Tuesday, January 03, 2012

Alpha Five's best feature: Your feedback baked in

We consider one of our biggest strengths here at Alpha Software to be our active and involved customer base, or as we like to call them, Alphaholics. There's a couple of places you can find Alphaholics. The best place is our message board. If you're not signed up, we encourage you to check it out. It's a great place to find ideas and support while building your apps. You can also find them in our LinkedIn group.

Our Alphaholics work frequently with us by offering their suggestions and ideas that are designed to make Alpha Five the most productive development tool that it can be.

Most recently, we received a request from a very skilled and talented developer, Vaughn Seward, who runs a mid-sized development company in Canada. He has been shifting his development work from Visual Studio .NET to Alpha Five.

Vaughn's a great example of the customer base that I'm always raving about. He brought a problem to our attention, described it in detail, and then gave us some great feedback to let us know the outcome.

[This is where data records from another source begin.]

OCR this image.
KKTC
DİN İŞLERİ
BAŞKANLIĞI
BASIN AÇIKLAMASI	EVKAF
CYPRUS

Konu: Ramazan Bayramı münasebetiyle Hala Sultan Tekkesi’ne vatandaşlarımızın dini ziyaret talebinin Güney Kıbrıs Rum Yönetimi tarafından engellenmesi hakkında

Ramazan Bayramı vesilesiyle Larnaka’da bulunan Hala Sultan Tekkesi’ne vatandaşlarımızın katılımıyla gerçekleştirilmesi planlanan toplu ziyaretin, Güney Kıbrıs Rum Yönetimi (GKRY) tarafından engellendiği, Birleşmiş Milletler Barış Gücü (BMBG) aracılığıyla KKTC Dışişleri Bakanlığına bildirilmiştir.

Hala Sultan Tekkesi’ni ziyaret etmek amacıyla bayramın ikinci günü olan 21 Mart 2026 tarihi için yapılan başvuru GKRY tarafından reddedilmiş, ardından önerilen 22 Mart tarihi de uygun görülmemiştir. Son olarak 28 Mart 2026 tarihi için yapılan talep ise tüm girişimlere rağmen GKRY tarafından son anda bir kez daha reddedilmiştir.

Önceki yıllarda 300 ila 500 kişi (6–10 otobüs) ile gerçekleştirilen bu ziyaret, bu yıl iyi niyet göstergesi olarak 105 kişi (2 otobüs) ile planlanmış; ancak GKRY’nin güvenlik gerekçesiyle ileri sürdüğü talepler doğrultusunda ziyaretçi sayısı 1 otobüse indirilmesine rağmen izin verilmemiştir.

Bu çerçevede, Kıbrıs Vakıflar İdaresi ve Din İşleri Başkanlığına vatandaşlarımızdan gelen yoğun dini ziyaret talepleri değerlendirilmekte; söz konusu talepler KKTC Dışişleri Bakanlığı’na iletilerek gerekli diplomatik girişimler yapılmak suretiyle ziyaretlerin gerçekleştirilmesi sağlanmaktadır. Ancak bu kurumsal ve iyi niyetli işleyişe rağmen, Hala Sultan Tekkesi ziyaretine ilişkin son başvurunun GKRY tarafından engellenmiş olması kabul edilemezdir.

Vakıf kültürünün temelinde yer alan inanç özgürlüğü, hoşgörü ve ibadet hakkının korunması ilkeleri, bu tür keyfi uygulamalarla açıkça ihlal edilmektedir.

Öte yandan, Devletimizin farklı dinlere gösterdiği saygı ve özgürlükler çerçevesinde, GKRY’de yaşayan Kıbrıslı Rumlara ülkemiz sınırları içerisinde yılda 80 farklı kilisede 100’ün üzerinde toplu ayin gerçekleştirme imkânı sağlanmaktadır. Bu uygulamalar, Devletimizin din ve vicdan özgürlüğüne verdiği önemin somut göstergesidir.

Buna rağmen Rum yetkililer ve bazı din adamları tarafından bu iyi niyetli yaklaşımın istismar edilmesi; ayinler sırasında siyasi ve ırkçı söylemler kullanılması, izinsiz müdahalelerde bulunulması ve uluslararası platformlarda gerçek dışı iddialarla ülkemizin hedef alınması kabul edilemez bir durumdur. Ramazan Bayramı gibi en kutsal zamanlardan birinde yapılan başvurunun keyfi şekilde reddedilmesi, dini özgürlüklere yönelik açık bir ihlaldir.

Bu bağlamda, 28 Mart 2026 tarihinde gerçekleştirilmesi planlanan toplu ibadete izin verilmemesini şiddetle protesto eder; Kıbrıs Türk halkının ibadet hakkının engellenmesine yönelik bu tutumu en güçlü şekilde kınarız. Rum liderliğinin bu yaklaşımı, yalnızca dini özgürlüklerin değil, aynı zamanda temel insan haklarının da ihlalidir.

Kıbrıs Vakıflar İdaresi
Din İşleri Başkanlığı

I'm going to let Vaughn tell you about his relationship with the Alpha Five team in his own words:

In building Alpha Five grids, we have frequently come across parent-child situations where a field value in the row on the parent grid is required to be available in the child grid. Such as, the filter in a drop-down on the child grid needs to be based on a field from the parent record, a field in the child record needs to be defaulted to a field value from the parent record, and a validation or hide/show decision needs to be based on a check-box from the parent record.
We have found that these and other cases can be handled in a number of different ways by including JavaScript in the child grid, or by creating and passing session variables. When a session variable is used, it has to somehow be created just prior to the calling of the child grid. Because of the timing between what happens on the server and what happens on the client side, it is not a simple matter to make this work.
I therefore recently created a small sample application and sent it to Alpha that showed one way we were currently solving the problem. I wasn't satisfied with our current approaches because they involved making unnecessary Ajax callbacks to set session variables, or subject to possible race conditions if a button was clicked to open a child component before the callback to set the session variable had completed.
The developers at Alpha looked at my test case and came up with an idea for a new feature that they could add to the Action Javascript Builder for the action which opens a child Component. Alpha's solution solved our problem perfectly (see video M41).
I was impressed with the way in which Alpha carefully listened to the problem we were trying to solve and came up with a solution that addressed our specific needs which should also be of widespread interest to all developers.
One of our developers just had the need to use the session-var-setting enhancement. After asking him if setting up session variables was any easier now, he replied: "Yes, I love it."
And there's more where that came from -- I receive emails like this on a daily basis. It means that our Alpha developers are constantly thinking about how we can improve. And as a co-chairman, what more can you ask for?